The Fall of humanity is so complete that it affects the physical world as well. The biblical stories of alienation immediately follow the sin of Adam and Eve (Genesis 3) and include the murder of Abel by Cain (Genesis 4), the boast of Lamech over a homicide (Genesis 4:23) and the Great Flood (Genesis 6-9). These stories illustrate how sin corrupts relationships.
But the Fall also has physical and natural consequences. The entire creation is in a state of decay and disruption. Eco and bio-systems throughout the universe do not function as they were originally created. Human beings experience physical sickness, illness and death. Animals, birds, fish and insects feed on each other for sustenance in battle for survival. All of nature finds itself in this vicious cycle of death, and is incapable of restoring itself to its original created goodness.
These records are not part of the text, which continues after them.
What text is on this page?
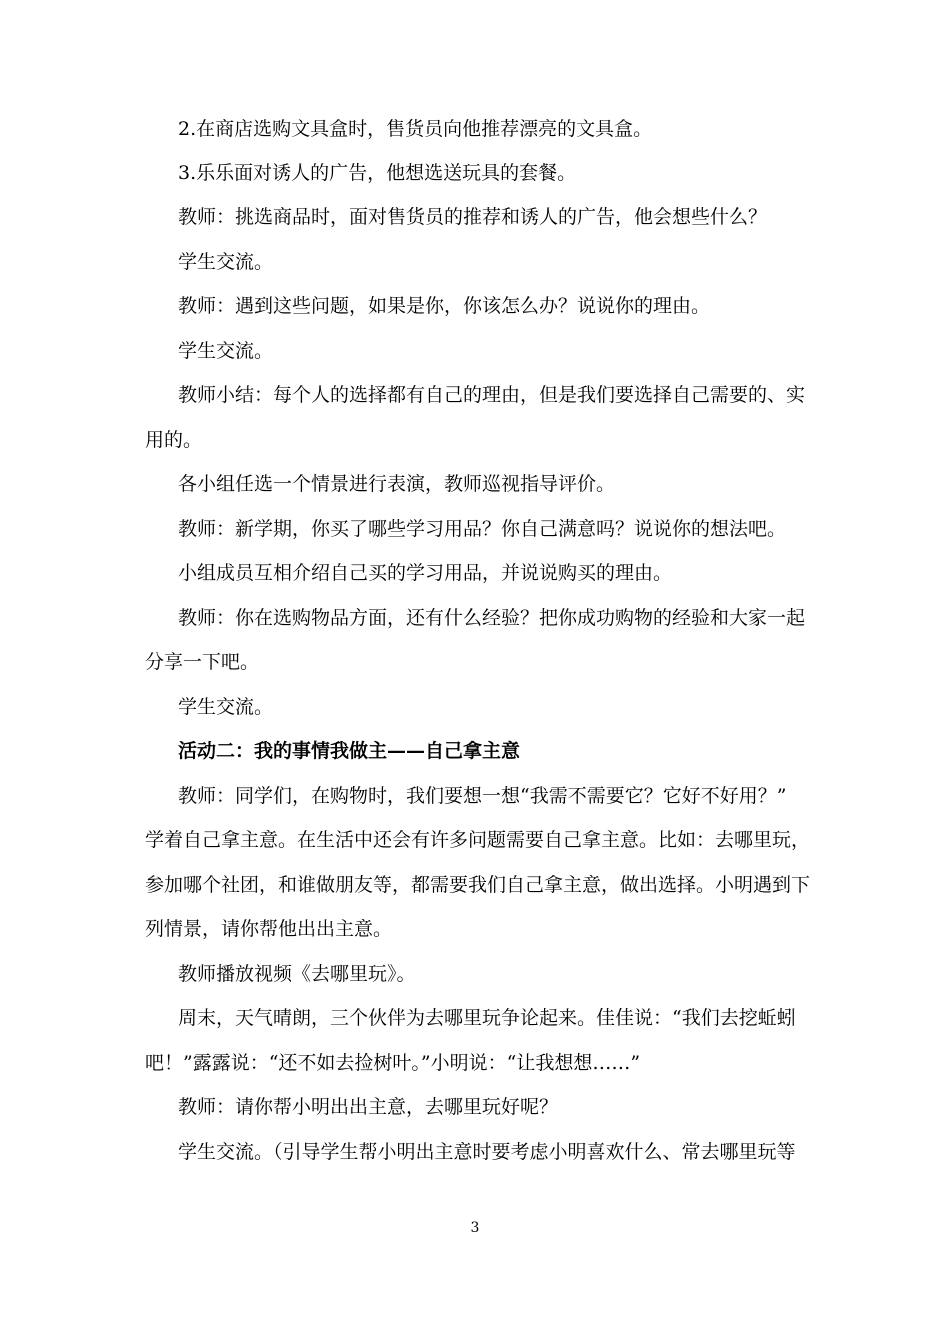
2.在商店选购文具盒时，售货员向他推荐漂亮的文具盒。
3.乐乐面对诱人的广告，他想选送玩具的套餐。
教师：挑选商品时，面对售货员的推荐和诱人的广告，他会想些什么？
学生交流。
教师：遇到这些问题，如果是你，你该怎么办？说说你的理由。
学生交流。
教师小结：每个人的选择都有自己的理由，但是我们要选择自己需要的、实
用的。
各小组任选一个情景进行表演，教师巡视指导评价。
教师：新学期，你买了哪些学习用品？你自己满意吗？说说你的想法吧。
小组成员互相介绍自己买的学习用品，并说说购买的理由。
教师：你在选购物品方面，还有什么经验？把你成功购物的经验和大家一起
分享一下吧。
学生交流。
活动二：我的事情我做主——自己拿主意
教师：同学们，在购物时，我们要想一想“我需不需要它？它好不好用？”
学着自己拿主意。在生活中还会有许多问题需要自己拿主意。比如：去哪里玩，
参加哪个社团，和谁做朋友等，都需要我们自己拿主意，做出选择。小明遇到下
列情景，请你帮他出出主意。
教师播放视频《去哪里玩》。
周末，天气晴朗，三个伙伴为去哪里玩争论起来。佳佳说：“我们去挖蚯蚓
吧！”露露说：“还不如去捡树叶。”小明说：“让我想想……”
教师：请你帮小明出出主意，去哪里玩好呢？
学生交流。（引导学生帮小明出主意时要考虑小明喜欢什么、常去哪里玩等
3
Redemption: God’s plan of redemption - first hinted at in Genesis 3:15 - entails the reversal of the effects of the Fall. God is not content to salvage merely a few souls from this contaminated world. He intends to redeem everything from the ravages of sin. He will not rest until He has restored everything to its original, created beauty and harmony. Scripture clearly teaches that the Lord Jesus Christ is the only way by which redemption is obtained (John 14:6), not only for personal salvation, but for the ultimate restoration of God’s creation (Romans 8:19-21; Ephesians 1:9-10; Colossians 1:16-20). This theme can be followed throughout the pages of Scripture as well as traced through the progression of human history.
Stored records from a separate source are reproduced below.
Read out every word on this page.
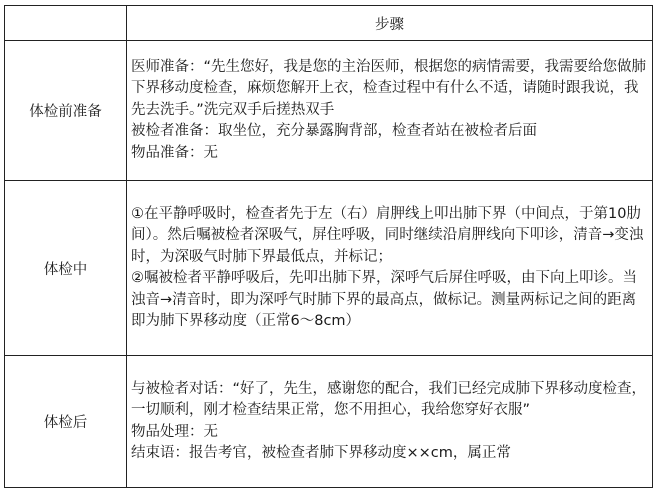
	步骤
体检前准备	医师准备：“先生您好，我是您的主治医师，根据您的病情需要，我需要给您做肺下界移动度检查，麻烦您解开上衣，检查过程中有什么不适，请随时跟我说，我先去洗手。”洗完双手后搓热双手
被检者准备：取坐位，充分暴露胸背部，检查者站在被检者后面
物品准备：无

体检中	①在平静呼吸时，检查者先于左（右）肩胛线上叩出肺下界（中间点，于第10肋间）。然后嘱被检者深吸气，屏住呼吸，同时继续沿肩胛线向下叩诊，清音→变浊时，为深吸气时肺下界最低点，并标记；
②嘱被检者平静呼吸后，先叩出肺下界，深呼气后屏住呼吸，由下向上叩诊。当浊音→清音时，即为深呼气时肺下界的最高点，做标记。测量两标记之间的距离即为肺下界移动度（正常6～8cm）

体检后	与被检者对话：“好了，先生，感谢您的配合，我们已经完成肺下界移动度检查，一切顺利，刚才检查结果正常，您不用担心，我给您穿好衣服”
物品处理：无
结束语：报告考官，被检查者肺下界移动度××cm，属正常
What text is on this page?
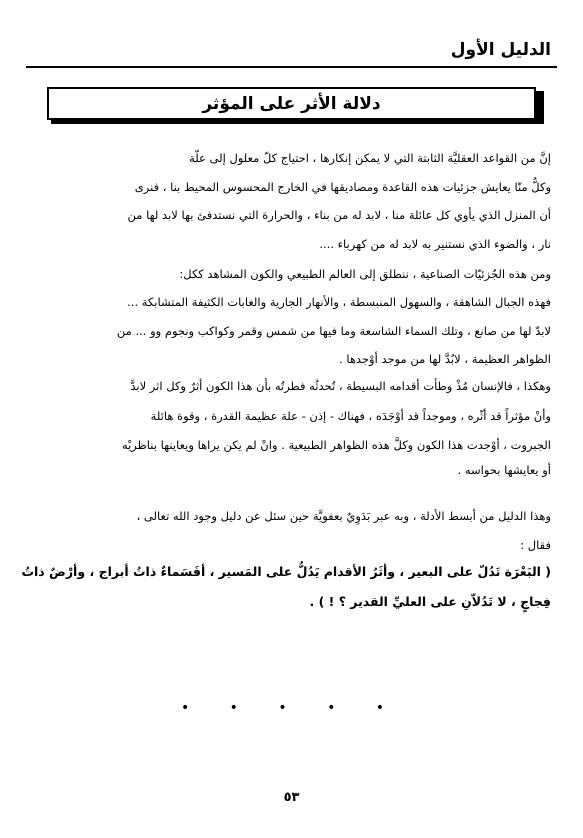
الدليل الأول
دلالة الأثر على المؤثر
إنَّ من القواعد العقليَّة الثابتة التي لا يمكن إنكارها ، احتياج كلّ معلول إلى علّة
وكلُّ منّا يعايش جزئيات هذه القاعدة ومصاديقها في الخارج المحسوس المحيط بنا ، فنرى
أن المنزل الذي يأوي كل عائلة منا ، لابد له من بناء ، والحرارة التي نستدفئ بها لابد لها من
نار ، والضوء الذي نستنير به لابد له من كهرباء ....
ومن هذه الجُزئيّات الصناعية ، ننطلق إلى العالم الطبيعي والكون المشاهد ككل:
فهذه الجبال الشاهقة ، والسهول المنبسطة ، والأنهار الجارية والغابات الكثيفة المتشابكة ...
لابدّ لها من صانع ، وتلك السماء الشاسعة وما فيها من شمس وقمر وكواكب ونجوم وو ... من
الظواهر العظيمة ، لابُدَّ لها من موجد أوْجدها .
وهكذا ، فالإنسان مُذْ وطأت أقدامه البسيطة ، تُحدثُه فطرتُه بأن هذا الكون أثرٌ وكل اثر لابدَّ
وأنْ مؤثراً قد أثّره ، وموجداً قد أوْجَدَه ، فهناك - إذن - علة عظيمة القدرة ، وقوة هائلة
الجبروت ، أوْجدت هذا الكون وكلَّ هذه الظواهر الطبيعية . وانْ لم يكن يراها ويعاينها بناظريْه
أو يعايشها بحواسه .
وهذا الدليل من أبسط الأدلة ، وبه عبر بَدَوِيٌ بعفويَّة حين سئل عن دليل وجود الله تعالى ،
فقال :
( البَعْرَة تَدُلّ على البعير ، وأثَرُ الأقدام يَدُلُّ على المَسير ، أفَسَماءٌ ذاتُ أبراج ، وأرْضٌ ذاتُ
فِجاجٍ ، لا تَدُلاّنِ على العليِّ القدير ؟ ! ) .
• • • • •
٥٣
Consummation: Scripture foretells of a coming day when there will be a New Heaven and New Earth (Revelation 21:1), where believers will experience their final and permanent place of rest and eternal worship in the presence of the Triune God. God’s original purpose to create a people for Himself will have been fulfilled (Genesis 17:7; Revelation 21:3-4). Those who have been redeemed by Christ will enjoy the removal of the curse and the bestowal of immeasurable blessings (Ephesians 3:20).